PASS: Convergence of the Poisson solver

2.1 PASS: Convergence of the Poisson solver

Author: Stéphane Popinet
Command: sh poisson.sh poisson.gfs
Version: 0.8.0
Required files: poisson.gfs (view) (download)
poisson.sh res-7.ref error.ref order.ref
Running time: 6 seconds

This is one of the test cases presented in Popinet [19]. We solve the Poisson equation in a square domain with Neumann boundary conditions on all sides and the right-hand-side:

∇·U^⋆⋆(x,y) = −π²(k²+l²)sin(π kx)sin(π ly)

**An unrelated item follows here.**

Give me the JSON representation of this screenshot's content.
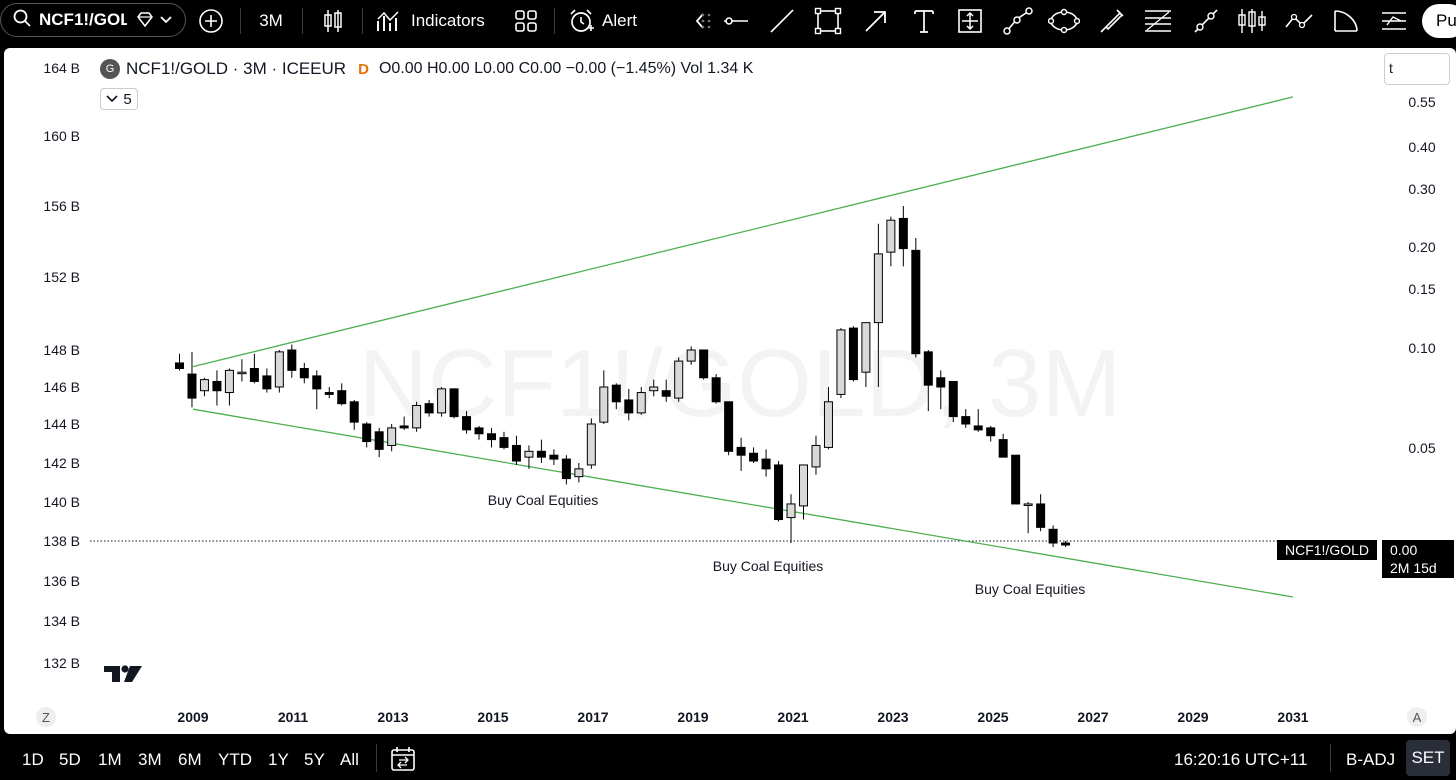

with k = l = 3. The exact solution of the Poisson equation with this source term is

φ(x,y)=sin(π kx)sin(π ly).

Figure 1 illustrates the evolution of the maximum residual as a function of CPU time. Figure 2 illustrates the average residual reduction factor (per V-cycle). The evolution of the norms of the error of the final solution as a function of resolution is illustrated on Figure 3. The corresponding order of convergence is given on Figure 4.

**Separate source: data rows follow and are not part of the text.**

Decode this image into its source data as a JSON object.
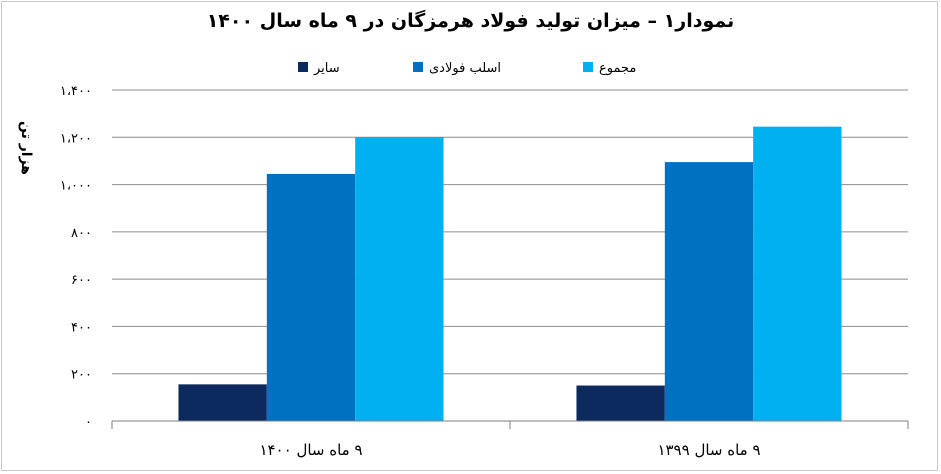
{
  "chart_data": {
    "type": "bar",
    "title": "نمودار۱ – میزان تولید فولاد هرمزگان در ۹ ماه سال ۱۴۰۰",
    "ylabel": "هزار تن",
    "xlabel": "",
    "ylim": [
      0,
      1400
    ],
    "yticks": [
      0,
      200,
      400,
      600,
      800,
      1000,
      1200,
      1400
    ],
    "ytick_labels": [
      "۰",
      "۲۰۰",
      "۴۰۰",
      "۶۰۰",
      "۸۰۰",
      "۱،۰۰۰",
      "۱،۲۰۰",
      "۱،۴۰۰"
    ],
    "categories": [
      "۹ ماه سال ۱۴۰۰",
      "۹ ماه سال ۱۳۹۹"
    ],
    "series": [
      {
        "name": "سایر",
        "color": "#0d2a5e",
        "values": [
          155,
          150
        ]
      },
      {
        "name": "اسلب فولادی",
        "color": "#0070c0",
        "values": [
          1045,
          1095
        ]
      },
      {
        "name": "مجموع",
        "color": "#00b0f0",
        "values": [
          1200,
          1245
        ]
      }
    ],
    "grid": true,
    "legend_position": "top"
  }
}
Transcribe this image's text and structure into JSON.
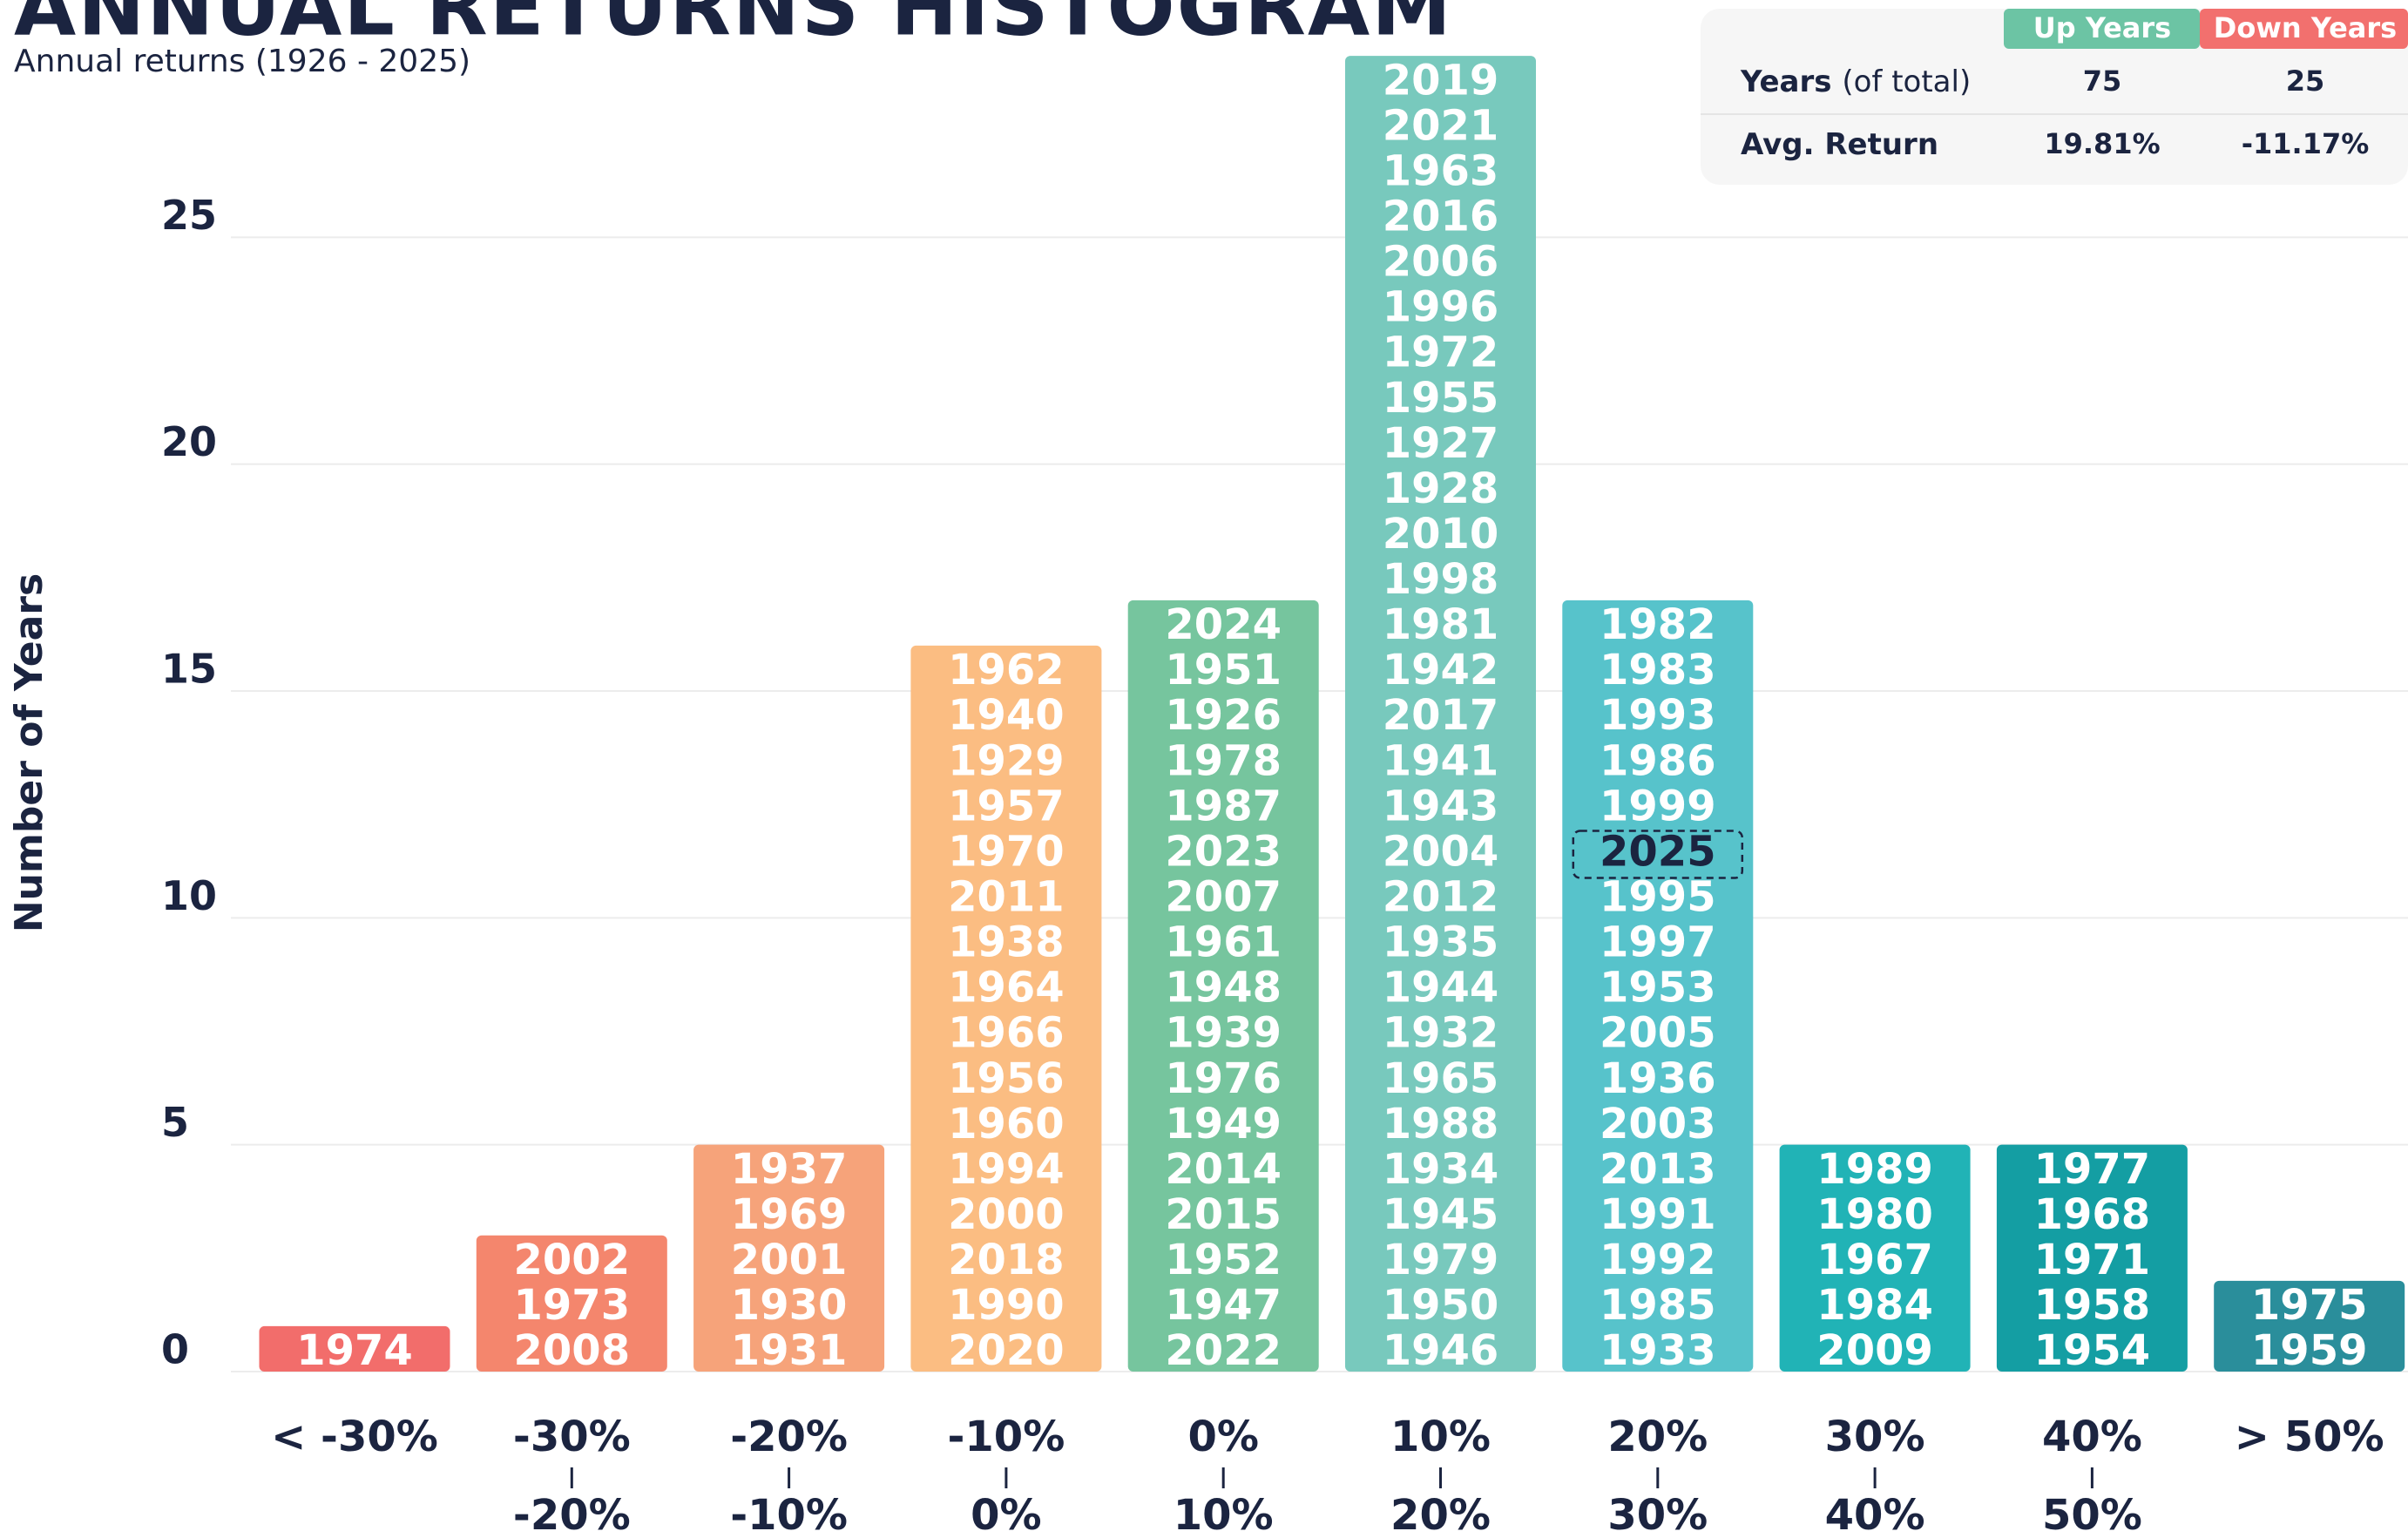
{
  "chart_data": {
    "type": "histogram",
    "title": "ANNUAL RETURNS HISTOGRAM",
    "subtitle": "Annual returns (1926 - 2025)",
    "y_label": "Number of Years",
    "categories": [
      [
        "< -30%"
      ],
      [
        "-30%",
        "-20%"
      ],
      [
        "-20%",
        "-10%"
      ],
      [
        "-10%",
        "0%"
      ],
      [
        "0%",
        "10%"
      ],
      [
        "10%",
        "20%"
      ],
      [
        "20%",
        "30%"
      ],
      [
        "30%",
        "40%"
      ],
      [
        "40%",
        "50%"
      ],
      [
        "> 50%"
      ]
    ],
    "values": [
      1,
      3,
      5,
      16,
      17,
      29,
      17,
      5,
      5,
      2
    ],
    "colors": [
      "#f26d6b",
      "#f4866d",
      "#f6a37a",
      "#fbbd82",
      "#76c59e",
      "#78c9bd",
      "#57c3cb",
      "#21b3b6",
      "#149ea3",
      "#2a8e9b"
    ],
    "years": [
      [
        "1974"
      ],
      [
        "2002",
        "1973",
        "2008"
      ],
      [
        "1937",
        "1969",
        "2001",
        "1930",
        "1931"
      ],
      [
        "1962",
        "1940",
        "1929",
        "1957",
        "1970",
        "2011",
        "1938",
        "1964",
        "1966",
        "1956",
        "1960",
        "1994",
        "2000",
        "2018",
        "1990",
        "2020"
      ],
      [
        "2024",
        "1951",
        "1926",
        "1978",
        "1987",
        "2023",
        "2007",
        "1961",
        "1948",
        "1939",
        "1976",
        "1949",
        "2014",
        "2015",
        "1952",
        "1947",
        "2022"
      ],
      [
        "2019",
        "2021",
        "1963",
        "2016",
        "2006",
        "1996",
        "1972",
        "1955",
        "1927",
        "1928",
        "2010",
        "1998",
        "1981",
        "1942",
        "2017",
        "1941",
        "1943",
        "2004",
        "2012",
        "1935",
        "1944",
        "1932",
        "1965",
        "1988",
        "1934",
        "1945",
        "1979",
        "1950",
        "1946"
      ],
      [
        "1982",
        "1983",
        "1993",
        "1986",
        "1999",
        "2025",
        "1995",
        "1997",
        "1953",
        "2005",
        "1936",
        "2003",
        "2013",
        "1991",
        "1992",
        "1985",
        "1933"
      ],
      [
        "1989",
        "1980",
        "1967",
        "1984",
        "2009"
      ],
      [
        "1977",
        "1968",
        "1971",
        "1958",
        "1954"
      ],
      [
        "1975",
        "1959"
      ]
    ],
    "highlight_year": "2025",
    "ylim": [
      0,
      30
    ],
    "yticks": [
      0,
      5,
      10,
      15,
      20,
      25
    ],
    "grid": true
  },
  "table": {
    "columns": [
      "Up Years",
      "Down Years"
    ],
    "column_colors": [
      "#6cc4a4",
      "#f2706e"
    ],
    "rows": [
      {
        "label": "Years",
        "note": "(of total)",
        "cells": [
          "75",
          "25"
        ]
      },
      {
        "label": "Avg. Return",
        "cells": [
          "19.81%",
          "-11.17%"
        ]
      }
    ]
  }
}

Figure 1: Evolution of the residual.

Figure 2: Average reduction factor.

Figure 3: Evolution of the error as a function of resolution.

Figure 4: Corresponding convergence order.

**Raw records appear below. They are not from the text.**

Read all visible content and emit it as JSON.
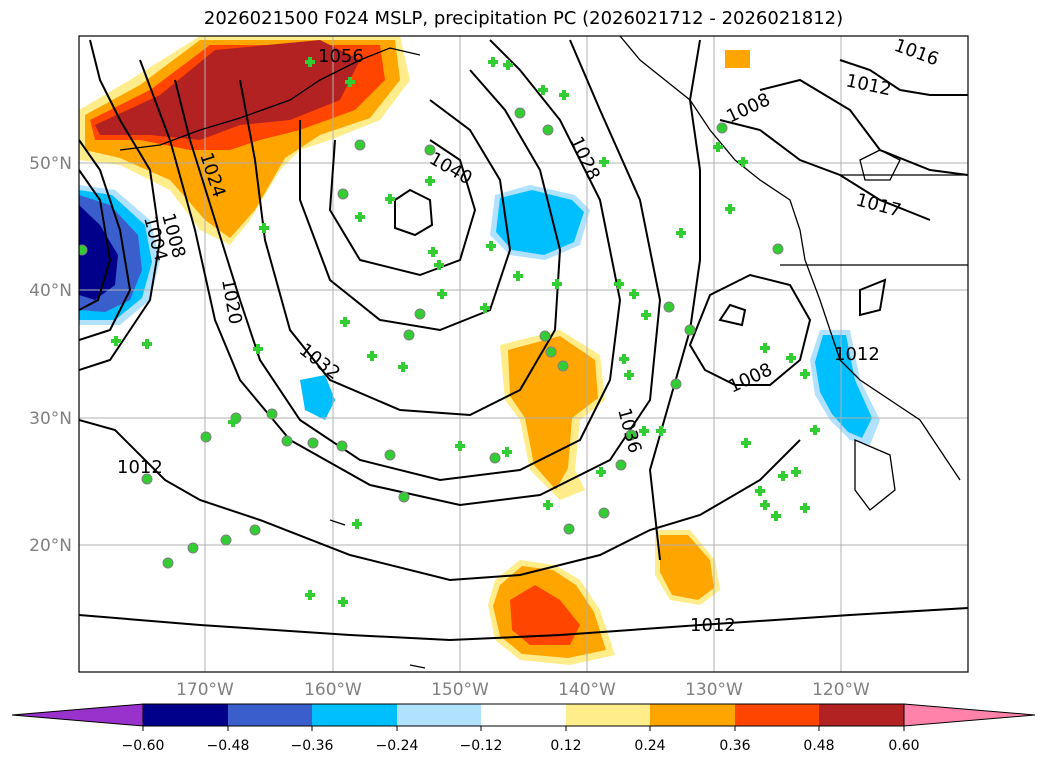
{
  "title": "2026021500 F024 MSLP, precipitation PC (2026021712 - 2026021812)",
  "lat_labels": [
    "50°N",
    "40°N",
    "30°N",
    "20°N"
  ],
  "lon_labels": [
    "170°W",
    "160°W",
    "150°W",
    "140°W",
    "130°W",
    "120°W"
  ],
  "isobar_labels": [
    "1056",
    "1016",
    "1012",
    "1008",
    "1040",
    "1028",
    "1024",
    "1017",
    "1008",
    "1004",
    "1020",
    "1032",
    "1036",
    "1012",
    "1008",
    "1012",
    "1012"
  ],
  "colorbar": {
    "ticks": [
      "−0.60",
      "−0.48",
      "−0.36",
      "−0.24",
      "−0.12",
      "0.12",
      "0.24",
      "0.36",
      "0.48",
      "0.60"
    ],
    "colors": [
      "#9932cc",
      "#00008b",
      "#3a5fcd",
      "#00bfff",
      "#b0e2ff",
      "#ffffff",
      "#ffec8b",
      "#ffa500",
      "#ff4500",
      "#b22222",
      "#ff82ab"
    ]
  },
  "colors": {
    "station_marker": "#32cd32",
    "coastline": "#000000",
    "grid": "#b0b0b0"
  }
}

2.1.1 PASS: Convergence with a refined circle

Author: Stéphane Popinet
Command: sh ../poisson.sh circle.gfs
Version: 0.8.0
Required files: circle.gfs (view) (download)
res-7.ref error.ref order.ref
Running time: 21 seconds

Same as the previous test but in order to test the accuracy of the gradient operator at coarse/fine boundaries, two levels of refinement are added in a circle centered on the origin and of radius 0.25.

The solver still shows second-order accuracy in all norms (Figure 8).

Figure 5: Evolution of the residual.

Figure 6: Average reduction factor.

Figure 7: Evolution of the error as a function of resolution.

Figure 8: Corresponding convergence order.